梁国公府上空炮竹声隆隆不绝,整个宅邸都穿红挂彩,煞是喜庆。
房妧木着一张脸,孤零零站在暗处,身上还穿着大红的霞帔。
她慢慢扶正歪斜的凤冠,眼睛里残存着一丝不可思议。
噩梦竟然成真了。
放在以前,她是怎么也不会相信,自己堂堂国公长房长女,会在成婚当日被人用药放倒,被她的堂妹替嫁。
成亲前一夜,她陷入极长的梦魇。
梦里,她在闺房待嫁,被歹人迷晕扔到后院湖心亭,等她醒来,自己的堂妹房妍已经嫁给了她的夫君谢呈。

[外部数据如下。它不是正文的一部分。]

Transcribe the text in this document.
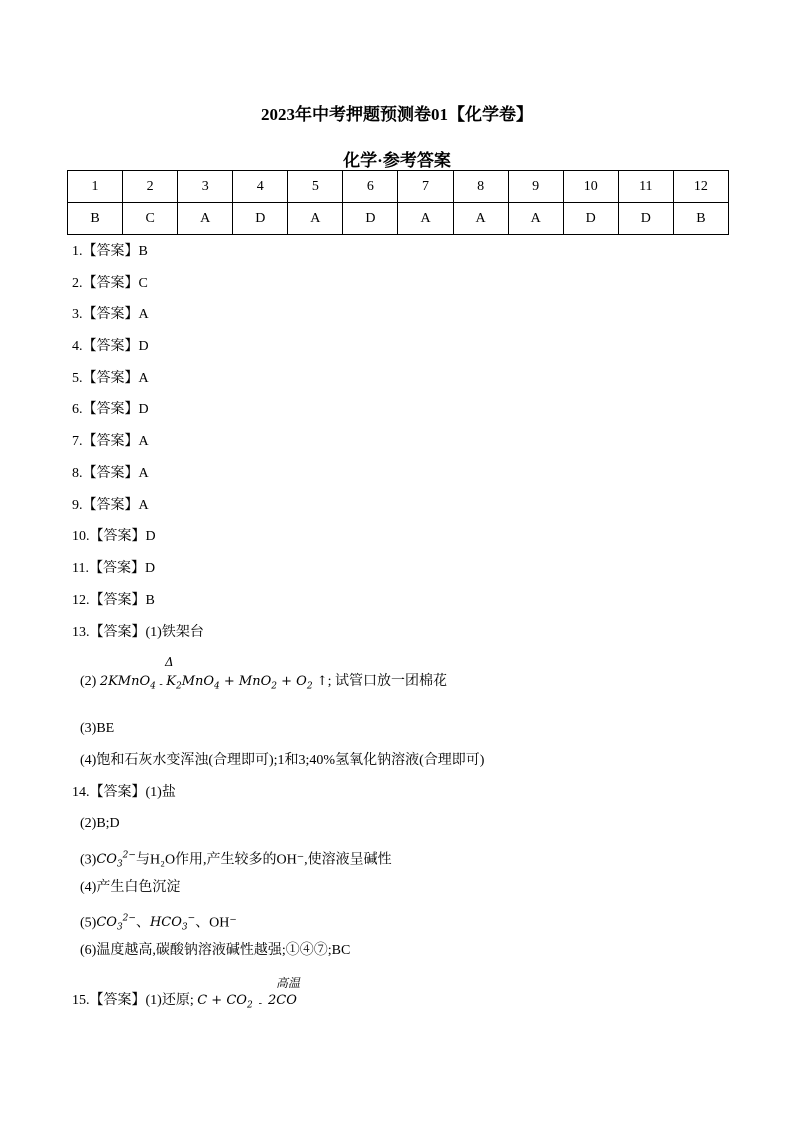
2023年中考押题预测卷01【化学卷】
化学·参考答案
1	2	3	4	5	6	7	8	9	10	11	12
B	C	A	D	A	D	A	A	A	D	D	B
1.【答案】B
2.【答案】C
3.【答案】A
4.【答案】D
5.【答案】A
6.【答案】D
7.【答案】A
8.【答案】A
9.【答案】A
10.【答案】D
11.【答案】D
12.【答案】B
13.【答案】(1)铁架台
Δ
(2) 2KMnO$_4$ - $K_2MnO_4 + MnO_2 + O_2$ ↑; 试管口放一团棉花
(3)BE
(4)饱和石灰水变浑浊(合理即可);1和3;40%氢氧化钠溶液(合理即可)
14.【答案】(1)盐
(2)B;D
$(3)CO_3^{2-}$与H₂O作用,产生较多的OH⁻,使溶液呈碱性
(4)产生白色沉淀
$(5)CO_3^{2-}$、$HCO_3^-$、OH⁻
(6)温度越高,碳酸钠溶液碱性越强;①④⑦;BC
高温
15.【答案】(1)还原; $C + CO_2 - 2CO$
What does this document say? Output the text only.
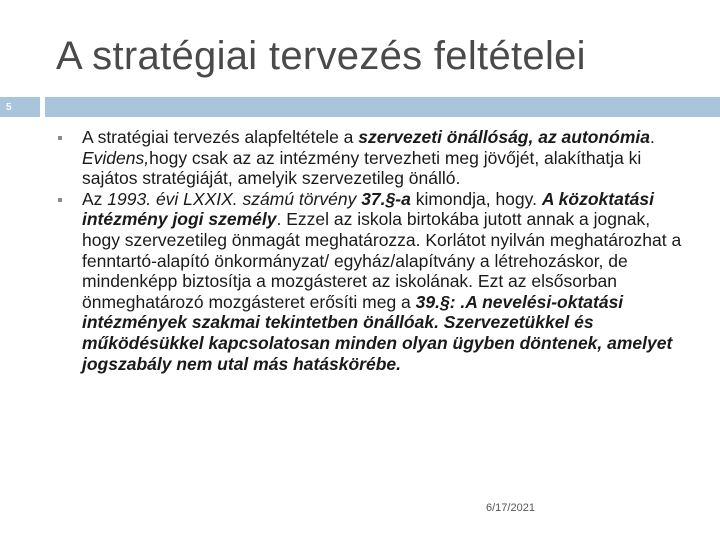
A stratégiai tervezés feltételei
5
A stratégiai tervezés alapfeltétele a szervezeti önállóság, az autonómia. Evidens,hogy csak az az intézmény tervezheti meg jövőjét, alakíthatja ki sajátos stratégiáját, amelyik szervezetileg önálló.
Az 1993. évi LXXIX. számú törvény 37.§-a kimondja, hogy. A közoktatási intézmény jogi személy. Ezzel az iskola birtokába jutott annak a jognak, hogy szervezetileg önmagát meghatározza. Korlátot nyilván meghatározhat a fenntartó-alapító önkormányzat/ egyház/alapítvány a létrehozáskor, de mindenképp biztosítja a mozgásteret az iskolának. Ezt az elsősorban önmeghatározó mozgásteret erősíti meg a 39.§: .A nevelési-oktatási intézmények szakmai tekintetben önállóak. Szervezetükkel és működésükkel kapcsolatosan minden olyan ügyben döntenek, amelyet jogszabály nem utal más hatáskörébe.
6/17/2021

三朝回门,堂妹哭泣着表示情非得已,谢呈指天发誓心中只有她,两人言之凿凿,一扭头却又躲着她打情骂俏。
房妧眼前一黑,吐血三升。
堂妹又说要赎罪,持刀刺心,找来所谓名医,要以亲人心头血来为她续命。
结果命没续成,倒发现房妧当年出生时被人掉包,是个假千金。
那对野鸳鸯就此变脸,反过来指责房妧奸诈恶毒,谢呈更是扬言要为爱妻报仇,不仅对外毁坏她的名声,甚至让她外祖家亦遭受无妄之灾,几近灭族。
随后已经奄奄一息的房妧,被祖父塞给大姑姑的赌棍儿子做妻,侵吞她全部的妆奁后,生生将她磋磨致死。
房妧从出生到现在,就没像那梦里那么憋屈过。
她不知道幕后黑手是什么打算,但想要害死她房妧,没那么容易。
……
“对对,快使人把轿子追回,”崔夫人正是六神无主,这时像抓住救命稻草,赶紧向着人吩咐下去。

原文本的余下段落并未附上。